The management of eosinophilic esophagitis (EoE) in clinical practice compulsory requires repeated endoscopies with mucosal biopsies to assess disease activity. Less invasive and expensive means of monitoring of EoE is required and have been largely pursued.
Among these minimally invasive tests, the cytospounge represents a potential device. It is a small mesh sponge within a soluble gelatin capsule that can safely be administered orally by a nurse in primary care settings to collect esophageal cells for analysis. After having demonstrated some utility in assessing Barrett esophagus, a chronic condition with potential of maligancy, a first research with this device in patients with EoE has been also developed and published recently.
In this prospective cross-sectional study was carried out at two American hospitals (Mayo Clinic, Rochester Minnesota and University of North Carolina School of Medicine, Chapel Hill) with the objective of assessing the accuracy, safety, and tolerability of the cytosponge compared to endoscopy and biopsy for histologic assessment of EoE.
Adult patients with known EoE underwent cytosponge sampling followed by endoscopy and biopsy. Sample adequacy and eosinophil counts (expressed as eosinophils per high power field) were determined for both cytosponge and endoscopic samples. The cytosponge was assessed for diagnostic accuracy, safety, and patient preference as compared to endoscopy, which constitutes the gold standard.
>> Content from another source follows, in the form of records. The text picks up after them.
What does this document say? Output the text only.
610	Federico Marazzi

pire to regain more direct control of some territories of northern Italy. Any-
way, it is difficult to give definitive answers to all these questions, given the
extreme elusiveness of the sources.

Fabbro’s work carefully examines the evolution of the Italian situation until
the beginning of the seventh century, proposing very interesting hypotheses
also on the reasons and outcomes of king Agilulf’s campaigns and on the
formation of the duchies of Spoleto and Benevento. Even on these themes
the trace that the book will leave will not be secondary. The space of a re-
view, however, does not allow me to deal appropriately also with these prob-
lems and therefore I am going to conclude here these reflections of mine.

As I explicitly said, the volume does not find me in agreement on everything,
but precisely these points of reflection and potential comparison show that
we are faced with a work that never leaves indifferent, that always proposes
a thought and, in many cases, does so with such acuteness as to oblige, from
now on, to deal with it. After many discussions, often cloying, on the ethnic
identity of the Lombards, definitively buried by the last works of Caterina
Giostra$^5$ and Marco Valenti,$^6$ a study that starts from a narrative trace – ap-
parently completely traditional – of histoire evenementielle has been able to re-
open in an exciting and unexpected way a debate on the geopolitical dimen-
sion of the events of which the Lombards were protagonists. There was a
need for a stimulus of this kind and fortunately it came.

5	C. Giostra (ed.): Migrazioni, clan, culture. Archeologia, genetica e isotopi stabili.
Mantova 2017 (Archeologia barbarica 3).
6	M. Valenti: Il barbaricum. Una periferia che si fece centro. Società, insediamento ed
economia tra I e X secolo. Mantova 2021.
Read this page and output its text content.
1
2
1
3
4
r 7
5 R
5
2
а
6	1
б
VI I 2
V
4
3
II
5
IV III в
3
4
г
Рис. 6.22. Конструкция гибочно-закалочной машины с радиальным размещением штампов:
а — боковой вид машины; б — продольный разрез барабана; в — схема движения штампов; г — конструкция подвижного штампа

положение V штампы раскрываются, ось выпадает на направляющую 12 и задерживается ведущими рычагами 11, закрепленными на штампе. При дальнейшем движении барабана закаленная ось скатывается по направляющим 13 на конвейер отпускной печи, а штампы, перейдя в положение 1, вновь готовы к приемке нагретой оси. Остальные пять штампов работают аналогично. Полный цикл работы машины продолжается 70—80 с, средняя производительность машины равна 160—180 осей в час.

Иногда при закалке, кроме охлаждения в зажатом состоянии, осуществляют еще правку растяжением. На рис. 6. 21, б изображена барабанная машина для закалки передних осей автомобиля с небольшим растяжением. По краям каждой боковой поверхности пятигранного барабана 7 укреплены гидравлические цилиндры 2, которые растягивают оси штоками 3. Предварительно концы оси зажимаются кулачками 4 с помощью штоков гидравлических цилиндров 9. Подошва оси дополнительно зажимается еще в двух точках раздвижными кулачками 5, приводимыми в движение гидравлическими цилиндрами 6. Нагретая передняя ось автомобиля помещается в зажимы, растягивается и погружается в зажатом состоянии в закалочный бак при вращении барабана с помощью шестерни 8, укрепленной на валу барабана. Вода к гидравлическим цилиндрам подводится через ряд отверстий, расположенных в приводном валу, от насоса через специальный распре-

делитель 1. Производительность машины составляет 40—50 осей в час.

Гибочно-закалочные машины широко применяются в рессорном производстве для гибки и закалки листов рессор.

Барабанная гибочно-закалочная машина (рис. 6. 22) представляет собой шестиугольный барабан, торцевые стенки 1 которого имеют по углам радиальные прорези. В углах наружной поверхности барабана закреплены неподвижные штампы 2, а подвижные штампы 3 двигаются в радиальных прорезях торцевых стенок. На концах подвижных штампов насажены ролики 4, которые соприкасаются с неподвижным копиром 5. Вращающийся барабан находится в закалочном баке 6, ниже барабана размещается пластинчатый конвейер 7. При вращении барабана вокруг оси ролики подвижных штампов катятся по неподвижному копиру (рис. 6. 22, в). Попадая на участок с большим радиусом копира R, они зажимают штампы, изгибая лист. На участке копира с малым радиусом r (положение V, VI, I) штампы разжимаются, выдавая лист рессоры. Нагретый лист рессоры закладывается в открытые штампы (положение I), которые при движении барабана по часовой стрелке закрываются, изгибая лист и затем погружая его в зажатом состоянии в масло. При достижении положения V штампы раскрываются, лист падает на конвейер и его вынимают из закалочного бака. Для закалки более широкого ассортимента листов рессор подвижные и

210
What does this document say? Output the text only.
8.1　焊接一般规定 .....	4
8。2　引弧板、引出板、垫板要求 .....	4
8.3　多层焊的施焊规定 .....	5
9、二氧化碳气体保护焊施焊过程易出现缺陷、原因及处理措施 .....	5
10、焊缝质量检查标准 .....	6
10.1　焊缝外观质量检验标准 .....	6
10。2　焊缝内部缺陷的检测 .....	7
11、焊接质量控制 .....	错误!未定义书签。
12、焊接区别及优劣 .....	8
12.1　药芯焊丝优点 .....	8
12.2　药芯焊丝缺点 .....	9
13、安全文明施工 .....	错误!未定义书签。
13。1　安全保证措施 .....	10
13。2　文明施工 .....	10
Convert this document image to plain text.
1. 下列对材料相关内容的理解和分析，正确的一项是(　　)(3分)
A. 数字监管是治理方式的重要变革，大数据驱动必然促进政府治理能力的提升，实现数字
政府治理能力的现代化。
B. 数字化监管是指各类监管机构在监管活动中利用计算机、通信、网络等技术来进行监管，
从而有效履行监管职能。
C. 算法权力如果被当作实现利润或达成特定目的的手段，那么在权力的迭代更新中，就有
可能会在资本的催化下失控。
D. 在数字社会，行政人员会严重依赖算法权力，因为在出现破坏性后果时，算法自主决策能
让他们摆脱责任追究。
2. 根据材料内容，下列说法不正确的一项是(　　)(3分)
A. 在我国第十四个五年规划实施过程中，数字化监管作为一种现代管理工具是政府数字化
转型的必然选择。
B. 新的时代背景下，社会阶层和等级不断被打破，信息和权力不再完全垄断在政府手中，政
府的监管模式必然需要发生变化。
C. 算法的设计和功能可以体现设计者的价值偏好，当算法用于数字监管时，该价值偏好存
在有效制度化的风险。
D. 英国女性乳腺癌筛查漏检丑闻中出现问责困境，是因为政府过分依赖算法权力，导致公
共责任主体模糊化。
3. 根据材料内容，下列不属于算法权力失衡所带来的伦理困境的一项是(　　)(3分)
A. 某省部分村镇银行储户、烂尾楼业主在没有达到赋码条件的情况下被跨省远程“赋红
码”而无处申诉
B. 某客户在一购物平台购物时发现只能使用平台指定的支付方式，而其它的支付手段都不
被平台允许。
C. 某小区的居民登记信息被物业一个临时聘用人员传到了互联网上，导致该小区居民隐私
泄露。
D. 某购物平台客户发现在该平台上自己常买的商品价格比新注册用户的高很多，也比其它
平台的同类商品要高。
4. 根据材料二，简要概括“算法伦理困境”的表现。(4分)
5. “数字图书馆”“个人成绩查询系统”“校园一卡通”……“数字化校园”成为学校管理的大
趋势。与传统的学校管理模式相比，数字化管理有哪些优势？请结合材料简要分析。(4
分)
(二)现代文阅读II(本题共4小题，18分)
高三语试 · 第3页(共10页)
80 patients who underwent to 150 procedures completed the study, and only six patients (7%) failed to swallow the sponge. The cytosponge samples were adequate in 102 procedures and the biopsy in 104; 101 procedures had adequate samples by both techniques.
Fifty-seven biopsies were graded as active EoE with ≥15 eos/HPF as the gold standard. Eosinophil counts highly correlated between the biopsy and cytosponge. Using a cutoff of ≤15 eos/HPF for inactive disease, the sensitivity of the cytosponge (this is, the probability of detection or the proportion of active EoE cases that were correctly identified as such) was 75%. This means that one out of 4 patients with active disease was not detected by the cytospounge.
The specificity of the cytosponge (or the percentage of inactive EoE patients who were correctly identified as not having active eosinophilic inflammation) was 86%. Therefore, the cytosponge identified as active disease 14% of patients who realy were into remission. For biopsies with inactive EoE, the cytosponge identified 38/44.
No complications occurred, and cytosponge endoscopic abrasion scores were low (0.34/4). Regarding tolerability, patients preferred cytosponge to endoscopy with higher rating scores (7.27 vs. 6.11).
The authors conclude that, compared to endoscopy with biopsy, cytosponge provided a minimally invasive, safe, well tolerated method. However, the accurate to assess EoE histologic activity was only moderate. Further studies are needed before incorporating this noved method to routine clinical practice, as well as developing new analystical strategis to improve the results of cytospounge in an EoE setting.